World leaders were set to impose new financial rules on Thursday to jumpstart the sputtering global economy and triple the war chest of the International Monetary Fund to fight the worst economic crisis since the 1930s, sources at the G20 summit said, as tens of thousands of protesters from around the world gathered to demonstrate for economic justice and environmental accountability.
After sharp differences over how to restore confidence, representatives of U.S. President Barack Obama and other Group of 20 leaders agreed to submit large hedge funds to supervision for the first time and enhance regulation through a new agency and a beefed-up IMF.
Monetary and developing country sources said the latest draft summit communiqué provided for a $500 billion boost to the IMF's resources, raising to $750 billion the funds it can make available to countries worst hit by the global crisis.
"There's a lot of progress today on making sure the international institutions we have, like the IMF, have got the money they need...to be able to intervene more decisively and more urgently than in the past," British Finance Minister Alistair Darling told Sky TV.
The G20 were also close to agreeing a trade finance package worth $250 billion to support trade flows, a source at the summit in London told Reuters. Brown had been targeting at least $100 billion to help reverse the decline in trade following the credit crunch.

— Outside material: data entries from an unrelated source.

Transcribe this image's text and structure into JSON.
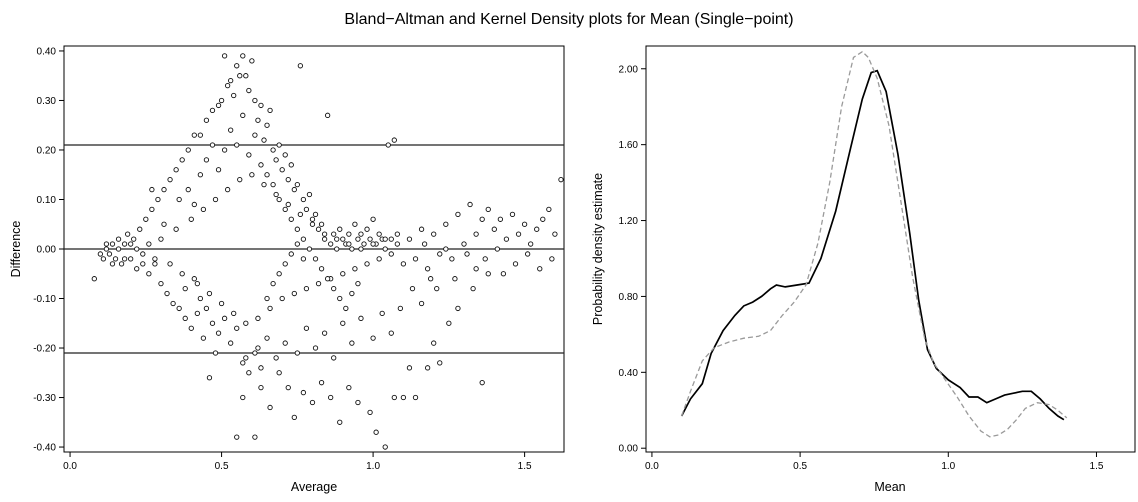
{
  "title": "Bland−Altman and Kernel Density plots for Mean (Single−point)",
  "chart_data": [
    {
      "type": "scatter",
      "xlabel": "Average",
      "ylabel": "Difference",
      "xlim": [
        -0.02,
        1.63
      ],
      "ylim": [
        -0.41,
        0.41
      ],
      "xticks": [
        "0.0",
        "0.5",
        "1.0",
        "1.5"
      ],
      "yticks": [
        "-0.40",
        "-0.30",
        "-0.20",
        "-0.10",
        "0.00",
        "0.10",
        "0.20",
        "0.30",
        "0.40"
      ],
      "reference_lines": [
        0.21,
        0.0,
        -0.21
      ],
      "marker": "open-circle",
      "grid": false,
      "points": [
        [
          0.08,
          -0.06
        ],
        [
          0.1,
          -0.01
        ],
        [
          0.11,
          -0.02
        ],
        [
          0.12,
          0.0
        ],
        [
          0.13,
          -0.01
        ],
        [
          0.14,
          0.01
        ],
        [
          0.15,
          -0.02
        ],
        [
          0.16,
          0.02
        ],
        [
          0.17,
          -0.03
        ],
        [
          0.18,
          0.01
        ],
        [
          0.19,
          0.03
        ],
        [
          0.2,
          -0.02
        ],
        [
          0.21,
          0.02
        ],
        [
          0.22,
          -0.04
        ],
        [
          0.23,
          0.04
        ],
        [
          0.24,
          -0.01
        ],
        [
          0.25,
          0.06
        ],
        [
          0.26,
          -0.05
        ],
        [
          0.27,
          0.08
        ],
        [
          0.28,
          -0.03
        ],
        [
          0.29,
          0.1
        ],
        [
          0.3,
          -0.07
        ],
        [
          0.31,
          0.12
        ],
        [
          0.32,
          -0.09
        ],
        [
          0.33,
          0.14
        ],
        [
          0.34,
          -0.11
        ],
        [
          0.35,
          0.16
        ],
        [
          0.36,
          -0.12
        ],
        [
          0.37,
          0.18
        ],
        [
          0.38,
          -0.14
        ],
        [
          0.39,
          0.2
        ],
        [
          0.4,
          -0.16
        ],
        [
          0.41,
          0.23
        ],
        [
          0.42,
          -0.13
        ],
        [
          0.43,
          0.23
        ],
        [
          0.44,
          -0.18
        ],
        [
          0.45,
          0.26
        ],
        [
          0.46,
          -0.26
        ],
        [
          0.47,
          0.28
        ],
        [
          0.48,
          -0.21
        ],
        [
          0.49,
          0.29
        ],
        [
          0.5,
          0.3
        ],
        [
          0.51,
          0.39
        ],
        [
          0.52,
          0.33
        ],
        [
          0.53,
          0.34
        ],
        [
          0.54,
          0.31
        ],
        [
          0.55,
          0.37
        ],
        [
          0.56,
          0.35
        ],
        [
          0.57,
          0.39
        ],
        [
          0.58,
          0.35
        ],
        [
          0.59,
          0.32
        ],
        [
          0.6,
          0.38
        ],
        [
          0.61,
          0.3
        ],
        [
          0.62,
          0.26
        ],
        [
          0.63,
          0.29
        ],
        [
          0.64,
          0.22
        ],
        [
          0.65,
          0.25
        ],
        [
          0.66,
          0.28
        ],
        [
          0.67,
          0.2
        ],
        [
          0.68,
          0.18
        ],
        [
          0.69,
          0.21
        ],
        [
          0.7,
          0.16
        ],
        [
          0.71,
          0.19
        ],
        [
          0.72,
          0.14
        ],
        [
          0.73,
          0.17
        ],
        [
          0.74,
          0.12
        ],
        [
          0.75,
          0.13
        ],
        [
          0.76,
          0.37
        ],
        [
          0.77,
          0.1
        ],
        [
          0.78,
          0.08
        ],
        [
          0.79,
          0.11
        ],
        [
          0.8,
          0.06
        ],
        [
          0.81,
          0.07
        ],
        [
          0.82,
          0.04
        ],
        [
          0.83,
          0.05
        ],
        [
          0.84,
          0.02
        ],
        [
          0.85,
          0.27
        ],
        [
          0.86,
          0.01
        ],
        [
          0.87,
          0.03
        ],
        [
          0.88,
          0.0
        ],
        [
          0.89,
          0.04
        ],
        [
          0.9,
          0.02
        ],
        [
          0.91,
          0.01
        ],
        [
          0.92,
          0.03
        ],
        [
          0.93,
          0.0
        ],
        [
          0.94,
          0.05
        ],
        [
          0.95,
          0.02
        ],
        [
          0.96,
          0.03
        ],
        [
          0.97,
          0.01
        ],
        [
          0.98,
          0.04
        ],
        [
          0.99,
          0.02
        ],
        [
          1.0,
          0.06
        ],
        [
          1.01,
          0.01
        ],
        [
          1.02,
          0.03
        ],
        [
          1.03,
          0.02
        ],
        [
          1.04,
          0.0
        ],
        [
          1.05,
          0.21
        ],
        [
          1.06,
          0.02
        ],
        [
          1.07,
          0.22
        ],
        [
          1.08,
          0.01
        ],
        [
          0.55,
          -0.38
        ],
        [
          0.61,
          -0.38
        ],
        [
          0.57,
          -0.3
        ],
        [
          0.63,
          -0.28
        ],
        [
          0.66,
          -0.32
        ],
        [
          0.69,
          -0.25
        ],
        [
          0.72,
          -0.28
        ],
        [
          0.74,
          -0.34
        ],
        [
          0.77,
          -0.29
        ],
        [
          0.8,
          -0.31
        ],
        [
          0.83,
          -0.27
        ],
        [
          0.86,
          -0.3
        ],
        [
          0.89,
          -0.35
        ],
        [
          0.92,
          -0.28
        ],
        [
          0.95,
          -0.31
        ],
        [
          0.99,
          -0.33
        ],
        [
          1.01,
          -0.37
        ],
        [
          1.04,
          -0.4
        ],
        [
          1.07,
          -0.3
        ],
        [
          1.1,
          -0.3
        ],
        [
          1.12,
          -0.24
        ],
        [
          1.14,
          -0.3
        ],
        [
          1.18,
          -0.24
        ],
        [
          1.2,
          -0.19
        ],
        [
          1.22,
          -0.23
        ],
        [
          1.25,
          -0.15
        ],
        [
          1.28,
          -0.12
        ],
        [
          1.33,
          -0.08
        ],
        [
          1.36,
          -0.27
        ],
        [
          1.38,
          -0.05
        ],
        [
          0.58,
          -0.22
        ],
        [
          0.62,
          -0.2
        ],
        [
          0.65,
          -0.18
        ],
        [
          0.68,
          -0.22
        ],
        [
          0.71,
          -0.19
        ],
        [
          0.75,
          -0.21
        ],
        [
          0.78,
          -0.16
        ],
        [
          0.81,
          -0.2
        ],
        [
          0.84,
          -0.17
        ],
        [
          0.87,
          -0.22
        ],
        [
          0.9,
          -0.15
        ],
        [
          0.93,
          -0.19
        ],
        [
          0.96,
          -0.14
        ],
        [
          1.0,
          -0.18
        ],
        [
          1.03,
          -0.13
        ],
        [
          1.06,
          -0.17
        ],
        [
          1.09,
          -0.12
        ],
        [
          1.13,
          -0.08
        ],
        [
          1.16,
          -0.11
        ],
        [
          1.19,
          -0.06
        ],
        [
          0.28,
          -0.02
        ],
        [
          0.3,
          0.02
        ],
        [
          0.33,
          -0.03
        ],
        [
          0.35,
          0.04
        ],
        [
          0.37,
          -0.05
        ],
        [
          0.4,
          0.06
        ],
        [
          0.42,
          -0.07
        ],
        [
          0.44,
          0.08
        ],
        [
          0.46,
          -0.09
        ],
        [
          0.48,
          0.1
        ],
        [
          0.5,
          -0.11
        ],
        [
          0.52,
          0.12
        ],
        [
          0.54,
          -0.13
        ],
        [
          0.56,
          0.14
        ],
        [
          0.58,
          -0.15
        ],
        [
          0.6,
          0.15
        ],
        [
          0.62,
          -0.14
        ],
        [
          0.64,
          0.13
        ],
        [
          0.66,
          -0.12
        ],
        [
          0.68,
          0.11
        ],
        [
          0.7,
          -0.1
        ],
        [
          0.72,
          0.09
        ],
        [
          0.74,
          -0.09
        ],
        [
          0.76,
          0.07
        ],
        [
          0.78,
          -0.08
        ],
        [
          0.8,
          0.05
        ],
        [
          0.82,
          -0.07
        ],
        [
          0.84,
          0.03
        ],
        [
          0.86,
          -0.06
        ],
        [
          0.88,
          0.02
        ],
        [
          0.9,
          -0.05
        ],
        [
          0.92,
          0.01
        ],
        [
          0.94,
          -0.04
        ],
        [
          0.96,
          0.0
        ],
        [
          0.98,
          -0.03
        ],
        [
          1.0,
          0.01
        ],
        [
          1.02,
          -0.02
        ],
        [
          1.04,
          0.02
        ],
        [
          1.06,
          -0.01
        ],
        [
          1.08,
          0.03
        ],
        [
          1.1,
          -0.03
        ],
        [
          1.12,
          0.02
        ],
        [
          1.14,
          -0.02
        ],
        [
          1.16,
          0.04
        ],
        [
          1.18,
          -0.04
        ],
        [
          1.2,
          0.03
        ],
        [
          1.22,
          -0.01
        ],
        [
          1.24,
          0.05
        ],
        [
          1.26,
          -0.02
        ],
        [
          1.28,
          0.07
        ],
        [
          1.3,
          0.01
        ],
        [
          1.32,
          0.09
        ],
        [
          1.34,
          0.03
        ],
        [
          1.36,
          0.06
        ],
        [
          1.38,
          0.08
        ],
        [
          1.4,
          0.04
        ],
        [
          1.42,
          0.06
        ],
        [
          1.44,
          0.02
        ],
        [
          1.46,
          0.07
        ],
        [
          1.48,
          0.03
        ],
        [
          1.5,
          0.05
        ],
        [
          1.52,
          0.01
        ],
        [
          1.54,
          0.04
        ],
        [
          1.56,
          0.06
        ],
        [
          1.58,
          0.08
        ],
        [
          1.6,
          0.03
        ],
        [
          1.62,
          0.14
        ],
        [
          1.59,
          -0.02
        ],
        [
          1.55,
          -0.04
        ],
        [
          1.51,
          -0.01
        ],
        [
          1.47,
          -0.03
        ],
        [
          1.43,
          -0.05
        ],
        [
          1.41,
          0.0
        ],
        [
          1.37,
          -0.02
        ],
        [
          1.34,
          -0.04
        ],
        [
          1.31,
          -0.01
        ],
        [
          1.27,
          -0.06
        ],
        [
          1.24,
          0.0
        ],
        [
          1.21,
          -0.08
        ],
        [
          1.17,
          0.01
        ],
        [
          0.36,
          0.1
        ],
        [
          0.39,
          0.12
        ],
        [
          0.41,
          0.09
        ],
        [
          0.43,
          0.15
        ],
        [
          0.45,
          0.18
        ],
        [
          0.47,
          0.21
        ],
        [
          0.49,
          0.16
        ],
        [
          0.51,
          0.2
        ],
        [
          0.53,
          0.24
        ],
        [
          0.55,
          0.21
        ],
        [
          0.57,
          0.27
        ],
        [
          0.59,
          0.19
        ],
        [
          0.61,
          0.23
        ],
        [
          0.63,
          0.17
        ],
        [
          0.65,
          0.15
        ],
        [
          0.67,
          0.13
        ],
        [
          0.69,
          0.1
        ],
        [
          0.71,
          0.08
        ],
        [
          0.73,
          0.06
        ],
        [
          0.75,
          0.04
        ],
        [
          0.77,
          0.02
        ],
        [
          0.79,
          0.0
        ],
        [
          0.81,
          -0.02
        ],
        [
          0.83,
          -0.04
        ],
        [
          0.85,
          -0.06
        ],
        [
          0.87,
          -0.08
        ],
        [
          0.89,
          -0.1
        ],
        [
          0.91,
          -0.12
        ],
        [
          0.93,
          -0.09
        ],
        [
          0.95,
          -0.07
        ],
        [
          0.38,
          -0.08
        ],
        [
          0.41,
          -0.06
        ],
        [
          0.43,
          -0.1
        ],
        [
          0.45,
          -0.12
        ],
        [
          0.47,
          -0.15
        ],
        [
          0.49,
          -0.17
        ],
        [
          0.51,
          -0.14
        ],
        [
          0.53,
          -0.19
        ],
        [
          0.55,
          -0.16
        ],
        [
          0.57,
          -0.23
        ],
        [
          0.59,
          -0.25
        ],
        [
          0.61,
          -0.21
        ],
        [
          0.63,
          -0.24
        ],
        [
          0.65,
          -0.1
        ],
        [
          0.67,
          -0.07
        ],
        [
          0.69,
          -0.05
        ],
        [
          0.71,
          -0.03
        ],
        [
          0.73,
          -0.01
        ],
        [
          0.75,
          0.01
        ],
        [
          0.77,
          -0.02
        ],
        [
          0.26,
          0.01
        ],
        [
          0.24,
          -0.03
        ],
        [
          0.22,
          0.0
        ],
        [
          0.2,
          0.01
        ],
        [
          0.18,
          -0.02
        ],
        [
          0.16,
          0.0
        ],
        [
          0.14,
          -0.03
        ],
        [
          0.12,
          0.01
        ],
        [
          0.27,
          0.12
        ],
        [
          0.31,
          0.05
        ]
      ]
    },
    {
      "type": "line",
      "xlabel": "Mean",
      "ylabel": "Probability density estimate",
      "xlim": [
        -0.02,
        1.63
      ],
      "ylim": [
        -0.02,
        2.12
      ],
      "xticks": [
        "0.0",
        "0.5",
        "1.0",
        "1.5"
      ],
      "yticks": [
        "0.00",
        "0.40",
        "0.80",
        "1.20",
        "1.60",
        "2.00"
      ],
      "grid": false,
      "series": [
        {
          "style": "solid",
          "color": "#000000",
          "x": [
            0.1,
            0.13,
            0.17,
            0.2,
            0.24,
            0.28,
            0.31,
            0.34,
            0.37,
            0.4,
            0.42,
            0.45,
            0.49,
            0.53,
            0.57,
            0.62,
            0.67,
            0.71,
            0.74,
            0.76,
            0.79,
            0.83,
            0.87,
            0.9,
            0.93,
            0.96,
            1.0,
            1.04,
            1.07,
            1.1,
            1.13,
            1.16,
            1.19,
            1.22,
            1.25,
            1.28,
            1.31,
            1.34,
            1.37,
            1.39
          ],
          "y": [
            0.17,
            0.26,
            0.34,
            0.5,
            0.62,
            0.7,
            0.75,
            0.77,
            0.8,
            0.84,
            0.86,
            0.85,
            0.86,
            0.87,
            1.0,
            1.25,
            1.58,
            1.84,
            1.98,
            1.99,
            1.88,
            1.55,
            1.13,
            0.78,
            0.52,
            0.42,
            0.36,
            0.32,
            0.27,
            0.27,
            0.24,
            0.26,
            0.28,
            0.29,
            0.3,
            0.3,
            0.26,
            0.21,
            0.17,
            0.15
          ]
        },
        {
          "style": "dashed",
          "color": "#9a9a9a",
          "x": [
            0.1,
            0.13,
            0.17,
            0.21,
            0.26,
            0.31,
            0.36,
            0.4,
            0.44,
            0.48,
            0.52,
            0.56,
            0.6,
            0.64,
            0.68,
            0.71,
            0.73,
            0.76,
            0.8,
            0.84,
            0.88,
            0.92,
            0.95,
            0.99,
            1.03,
            1.07,
            1.11,
            1.14,
            1.17,
            1.2,
            1.23,
            1.26,
            1.3,
            1.34,
            1.37,
            1.4
          ],
          "y": [
            0.17,
            0.3,
            0.46,
            0.53,
            0.56,
            0.58,
            0.59,
            0.62,
            0.7,
            0.77,
            0.86,
            1.08,
            1.4,
            1.8,
            2.06,
            2.09,
            2.06,
            1.95,
            1.7,
            1.3,
            0.9,
            0.58,
            0.45,
            0.36,
            0.27,
            0.17,
            0.09,
            0.06,
            0.07,
            0.1,
            0.15,
            0.21,
            0.24,
            0.23,
            0.2,
            0.16
          ]
        }
      ]
    }
  ]
}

"This is a positive step to jump-start global trade flows. It is a significant contribution towards solving the problem," said Eoin O'Malley, senior adviser on international trade at BusinessEurope, Europe's top business group.
Keen to secure a confidence-boosting message as the world succumbs to recession, Obama has said there are no substantive differences with Europe, despite the hardball stance taken by France and Germany over regulation.
"The most important issue is that we agree ... on the principle that no financial market product, no financial market participant and no financial market can remain without regulation and without supervision," German Finance Minister Peer Steinbrueck told Deutschlandfunk radio.
The global economy is expected to contract in 2009 but between 0.5 and 1.0 percent, according to the IMF, whose head, Dominique Strauss-Kahn, is calling it a "Great Recession."
French President Nicolas Sarkozy and German Chancellor Angela Merkel raised fears that the summit could fail by saying they were not happy with draft conclusions distributed ahead of meeting.
They vowed to stand together to press for "non-negotiable" new global finance rules and resisted pressure -- notably from the U.S. and Japan -- to pledge new stimulus measures to jumpstart their sputtering economies.
"Without new regulations there will be no confidence. And without confidence there will be no recovery. It's a major aim, non-negotiable," Sarkozy told reporters at a joint press conference with Merkel.
When asked about his threat to walk out of the summit if leaders failed to agree on sufficient new regulations, he said: "This is a historic moment and we cannot run away."
Obama and Brown played down the differences but not the scope of the crisis that the summit will have to confront.
"Make no mistake, we are facing the most severe economic crisis since World War II, and the global economy is now so fundamentally interlinked that we can only meet this challenge together," the U.S. leader said.
What is at stake
U.N. Secretary General Ban Ki-moon warned in Britain's Guardian that more than economics was at stake in London.
He said that unless decisive action was taken, the crisis could lead to a "growing social unrest, weakened governments and angry publics who have lost all faith in their leaders and their own future."
The newly appointed president of the International Fund for Agricultural Development (IFAD) warned Wednesday the downturn is threatening to push millions of people into abject poverty, particularly poor rural people in developing countries, most of whom are smallholder farmers that feed two billion people worldwide.